Transition to the Community
Comprehensive Community Reintegration Planning
- 59. The Panel recommends that community reintegration planning, for offenders serving a fixed sentence, start at admission to ensure that focus is placed on programming, education, employment, and mental health treatment.
- 60. The Panel recommends that the CCRA be amended to replace statutory release and accelerated parole review with earned parole.
- 61. The Panel recommends that the CCRA be amended to reflect that the protection of society is the paramount consideration in the determination of conditional release (CCRA. S. 101(a)) and that (d) the National Parole Board makes the determination consistent with the offender's correctional plan and an individual risks/needs assessment, consistent with the protection of society.
- 62. The Panel recommends that a full review of the conditional release process should be undertaken in order to effectively link day parole and full parole with the objectives of the earned parole approach and the principles of gradual release. The review should also focus on the impact of releasing directly from penitentiaries offenders who reach their warrant expiry dates, when they are no longer under the supervision of CSC.

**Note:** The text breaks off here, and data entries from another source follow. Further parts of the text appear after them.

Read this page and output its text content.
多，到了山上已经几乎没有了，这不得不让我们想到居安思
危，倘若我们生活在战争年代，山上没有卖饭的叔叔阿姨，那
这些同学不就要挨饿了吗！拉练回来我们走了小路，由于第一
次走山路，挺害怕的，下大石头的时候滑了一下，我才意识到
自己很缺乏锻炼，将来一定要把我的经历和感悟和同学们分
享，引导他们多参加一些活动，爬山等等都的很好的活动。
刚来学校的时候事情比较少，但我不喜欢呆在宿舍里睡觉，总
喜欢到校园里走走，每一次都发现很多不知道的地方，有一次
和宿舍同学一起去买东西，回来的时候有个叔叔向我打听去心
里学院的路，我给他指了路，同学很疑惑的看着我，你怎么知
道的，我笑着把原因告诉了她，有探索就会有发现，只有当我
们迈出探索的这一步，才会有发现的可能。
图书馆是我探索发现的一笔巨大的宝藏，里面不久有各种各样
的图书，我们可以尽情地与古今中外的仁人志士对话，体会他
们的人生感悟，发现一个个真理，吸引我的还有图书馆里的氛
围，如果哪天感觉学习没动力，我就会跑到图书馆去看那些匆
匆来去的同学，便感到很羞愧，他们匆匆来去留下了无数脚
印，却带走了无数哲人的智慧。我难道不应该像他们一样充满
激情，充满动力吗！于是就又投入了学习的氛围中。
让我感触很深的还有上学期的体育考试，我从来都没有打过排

- 63. The Panel recommends that a review be conducted on how community-based interventions should be retooled to meet changing requirements for supervision and service delivery, (i.e., employment).
- 64. The Panel recommends that the NPB shall review cases annually each year after parole eligibility dates have passed.
- 65. CSC should notify local Crown Prosecutors about offenders in custody who have been denied parole and will be detained to warrant expiry for non-compliance with their correctional plan, to allow for consideration of issuing a Section 810 application at the time of warrant expiry.
Outside the Walls
- 66. The Panel recommends that a more comprehensive community release plan be developed that
- measures the achievements attained by the offender against the requirements identified in the penitentiary correctional plan, as the basis for the development of a community correctional plan;
- clearly links conditional release conditions, imposed by NPB, with accommodation, supervision and programming interventions and employment initiatives;
- details the responsibilities and accountabilities of the offender to achieve reintegration objectives; and
- sets terms and conditions for formal reviews of progress to the end of the offender's sentence.
- 67. The Panel recommends a full review of the capacity and capability of community residential facilities; in particular the current lack of community accommodation alternatives available for women offenders, as well as CCRA S. 81/84 agreements with Aboriginal communities.
- 68. The Panel recommends that additional attention should be given to
- strengthening CSC's guidelines to include more extensive community consultation when selecting locations of both community correctional facilities and parole offices; and
- ensuring requests to Public Works for site acquisition include full consideration of amendments to municipal bylaws that provide for 'no go zones' that will protect potential vulnerable communities or areas.
- 69. The Panel recommends that current community case management processes be reviewed to identify how a better balance can be achieved among the many responsibilities of community parole officers, in particular, to identify process efficiencies and ensure that the benefits of dynamic supervision are maintained.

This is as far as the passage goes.